Our open-source registry currently tracks over 1.7 million collected SKILL.md configurations and system prompts. By compiling agent configurations from active developers on GitHub, we bridge the gap between prompt engineering research and production execution. Whether you are building agents with Anthropic's Claude Code, OpenAI's GPT-4, Google's Gemini, or local models using Ollama and LlamaIndex, standardized skill definitions ensure your agents behave predictably across different runtime environments.

What is the Model Context Protocol (MCP)?

The Model Context Protocol (MCP) is an open-source standard designed to connect LLMs to data sources, developer tools, and external environments. MCP establishes a bidirectional communication channel between client applications (like Cursor, Claude Desktop, or custom agent systems) and servers hosting data or capabilities. Standardizing instructions via SKILL.md enables LLMs to query databases, read local files, execute terminal commands, and integrate third-party APIs. SkillMD allows you to find ready-to-run MCP servers and prompt instructions for various occupations and technical tasks.

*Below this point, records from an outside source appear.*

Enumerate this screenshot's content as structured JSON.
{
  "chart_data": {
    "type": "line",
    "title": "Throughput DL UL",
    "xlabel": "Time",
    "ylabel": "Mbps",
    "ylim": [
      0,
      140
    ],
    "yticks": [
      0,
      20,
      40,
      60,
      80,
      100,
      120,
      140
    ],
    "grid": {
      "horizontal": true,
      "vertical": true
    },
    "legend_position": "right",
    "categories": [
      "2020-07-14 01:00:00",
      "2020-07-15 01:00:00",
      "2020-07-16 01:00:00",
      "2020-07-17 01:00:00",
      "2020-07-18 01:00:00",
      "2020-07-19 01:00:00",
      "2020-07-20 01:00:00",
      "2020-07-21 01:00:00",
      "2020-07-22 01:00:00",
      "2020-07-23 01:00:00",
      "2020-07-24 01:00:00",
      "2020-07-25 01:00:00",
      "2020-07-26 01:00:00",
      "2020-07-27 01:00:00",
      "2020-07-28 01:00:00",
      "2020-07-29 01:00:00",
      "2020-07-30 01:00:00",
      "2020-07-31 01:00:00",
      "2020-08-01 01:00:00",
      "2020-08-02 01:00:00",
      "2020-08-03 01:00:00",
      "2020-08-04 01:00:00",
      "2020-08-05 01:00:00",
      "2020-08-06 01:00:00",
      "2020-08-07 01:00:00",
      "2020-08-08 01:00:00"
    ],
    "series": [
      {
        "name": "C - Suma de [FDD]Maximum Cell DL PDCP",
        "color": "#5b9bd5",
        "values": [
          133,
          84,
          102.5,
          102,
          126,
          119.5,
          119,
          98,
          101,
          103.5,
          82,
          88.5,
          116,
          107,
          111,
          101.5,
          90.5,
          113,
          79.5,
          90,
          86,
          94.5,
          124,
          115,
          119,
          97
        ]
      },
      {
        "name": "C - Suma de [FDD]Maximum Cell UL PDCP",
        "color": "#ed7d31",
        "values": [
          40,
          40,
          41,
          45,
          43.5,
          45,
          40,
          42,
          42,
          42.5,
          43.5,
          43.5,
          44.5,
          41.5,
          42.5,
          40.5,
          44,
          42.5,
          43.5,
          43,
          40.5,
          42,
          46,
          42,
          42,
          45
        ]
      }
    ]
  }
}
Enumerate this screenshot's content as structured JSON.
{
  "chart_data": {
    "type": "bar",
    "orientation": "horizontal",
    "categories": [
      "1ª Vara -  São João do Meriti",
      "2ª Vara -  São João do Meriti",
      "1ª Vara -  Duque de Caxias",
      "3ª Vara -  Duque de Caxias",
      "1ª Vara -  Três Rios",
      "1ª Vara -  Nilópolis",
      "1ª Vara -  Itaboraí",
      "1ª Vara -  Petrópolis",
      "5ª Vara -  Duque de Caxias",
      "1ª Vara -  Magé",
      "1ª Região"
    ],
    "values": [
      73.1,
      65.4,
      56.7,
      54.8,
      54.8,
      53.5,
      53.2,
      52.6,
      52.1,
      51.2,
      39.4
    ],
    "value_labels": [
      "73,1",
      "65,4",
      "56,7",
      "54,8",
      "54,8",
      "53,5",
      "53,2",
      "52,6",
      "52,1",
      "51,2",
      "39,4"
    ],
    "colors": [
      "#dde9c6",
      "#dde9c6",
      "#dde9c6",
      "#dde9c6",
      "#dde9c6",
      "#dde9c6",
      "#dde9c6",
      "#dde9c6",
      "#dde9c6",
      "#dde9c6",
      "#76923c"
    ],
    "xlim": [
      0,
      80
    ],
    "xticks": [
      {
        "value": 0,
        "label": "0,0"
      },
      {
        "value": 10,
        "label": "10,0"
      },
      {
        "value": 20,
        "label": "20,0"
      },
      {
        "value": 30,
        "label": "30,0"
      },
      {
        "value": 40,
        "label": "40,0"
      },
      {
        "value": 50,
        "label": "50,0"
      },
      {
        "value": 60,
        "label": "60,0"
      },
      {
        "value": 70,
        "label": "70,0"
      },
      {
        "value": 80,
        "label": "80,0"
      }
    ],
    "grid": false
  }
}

The Structure of a Professional SKILL.md File

A valid SKILL.md configuration is designed to be easily read by humans and parsed by LLMs. It contains precise system instructions, trigger conditions, required parameters, and execution examples. Below is the typical architectural blueprint of a professional agent skill:

  • Metadata & Core Scope: Declares the name of the skill, author details, target models, and a description of the capability.
  • Triggers & Intent Detection: Details semantic triggers that help the agent decide when to invoke this skill.
  • System Prompts: Explicit system-level instructions that direct the agent's behavior, personality, safety guardrails, and formatting preferences.
  • Capabilities & Tools: Lists the files, databases, or APIs the agent must access to complete the tasks.
  • Few-Shot Examples: Demonstrates real inputs and outputs, helping the model generalize behavior through in-context learning.

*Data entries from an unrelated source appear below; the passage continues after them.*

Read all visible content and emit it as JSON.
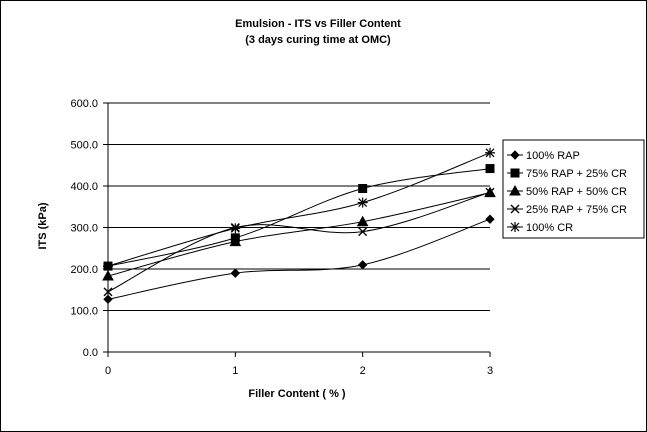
{
  "chart_data": {
    "type": "line",
    "title": "Emulsion - ITS vs Filler Content",
    "subtitle": "(3 days curing time at OMC)",
    "xlabel": "Filler Content ( % )",
    "ylabel": "ITS (kPa)",
    "x": [
      0,
      1,
      2,
      3
    ],
    "x_ticks": [
      "0",
      "1",
      "2",
      "3"
    ],
    "y_ticks": [
      "0.0",
      "100.0",
      "200.0",
      "300.0",
      "400.0",
      "500.0",
      "600.0"
    ],
    "ylim": [
      0,
      600
    ],
    "grid": "horizontal",
    "legend_placement": "right",
    "series": [
      {
        "name": "100% RAP",
        "values": [
          127,
          190,
          210,
          320
        ],
        "marker": "diamond",
        "color": "#000000"
      },
      {
        "name": "75% RAP + 25% CR",
        "values": [
          207,
          275,
          394,
          442
        ],
        "marker": "square",
        "color": "#000000"
      },
      {
        "name": "50% RAP + 50% CR",
        "values": [
          183,
          266,
          314,
          384
        ],
        "marker": "triangle",
        "color": "#000000"
      },
      {
        "name": "25% RAP + 75% CR",
        "values": [
          145,
          300,
          290,
          385
        ],
        "marker": "x",
        "color": "#000000"
      },
      {
        "name": "100% CR",
        "values": [
          207,
          298,
          360,
          480
        ],
        "marker": "star",
        "color": "#000000"
      }
    ]
  }
}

Optimizing Agent Workflows for Modern LLMs

Writing effective agent skills requires deep knowledge of prompt engineering. With the release of advanced reasoning models like Claude 3.5 Sonnet, ChatGPT o1, and DeepSeek-V3, prompt templates must focus on structured thinking. Developers are encouraged to use XML tags (e.g., <thought>, <context>, and <rules>) to isolate execution boundaries. Standardized prompts prevent agents from suffering from context drift, ensuring that long-running tasks remain aligned with the initial system parameters.

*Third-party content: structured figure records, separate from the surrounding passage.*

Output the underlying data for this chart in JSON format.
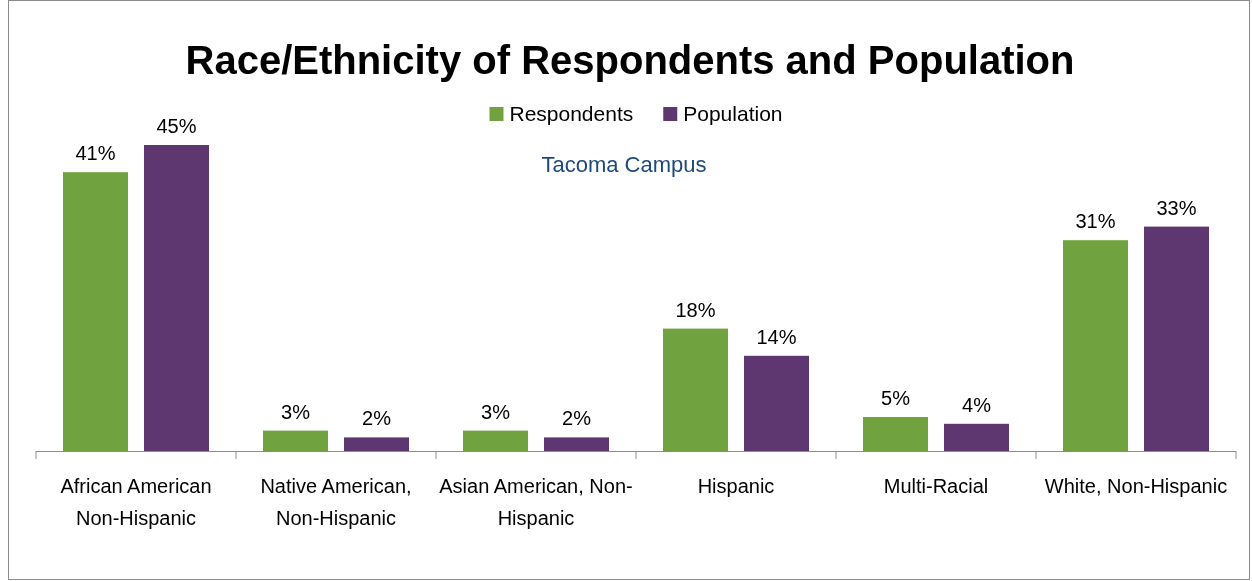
{
  "chart_data": {
    "type": "bar",
    "title": "Race/Ethnicity of Respondents and Population",
    "subtitle": "Tacoma Campus",
    "categories": [
      "African American Non-Hispanic",
      "Native American, Non-Hispanic",
      "Asian American, Non-Hispanic",
      "Hispanic",
      "Multi-Racial",
      "White, Non-Hispanic"
    ],
    "series": [
      {
        "name": "Respondents",
        "color": "#70a33f",
        "values": [
          41,
          3,
          3,
          18,
          5,
          31
        ],
        "value_labels": [
          "41%",
          "3%",
          "3%",
          "18%",
          "5%",
          "31%"
        ]
      },
      {
        "name": "Population",
        "color": "#5f3770",
        "values": [
          45,
          2,
          2,
          14,
          4,
          33
        ],
        "value_labels": [
          "45%",
          "2%",
          "2%",
          "14%",
          "4%",
          "33%"
        ]
      }
    ],
    "legend": "top"
  }
}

Exploring by SOC Occupations and Creator Profiles

What makes SkillMD unique is its taxonomy. Instead of simple text search, we parse and organize files according to the Standard Occupational Classification (SOC) system. This means you can discover skills written for Computer and Mathematical roles, Business and Financial operations, Legal, Design, and and Educational Instruction fields. By tracking creator profiles, developers can study how different teams organize their custom instructions, compare version updates, and fork public configs for specialized enterprise use cases.

SkillMD operates as a high-performance index running on a fast Go backend and a highly responsive Astro SSR frontend. All search queries execute in milliseconds, featuring smart debouncing to prevent multiple API requests while keeping user data secure. Join our community of developers to standardize your AI agent instructions and optimize your LLM prompting workflows today.

8 QUESTIONS

Frequently Asked Questions

A practical guide to agent skills: what they are, how to inspect them, and how SkillMD helps you explore the ecosystem.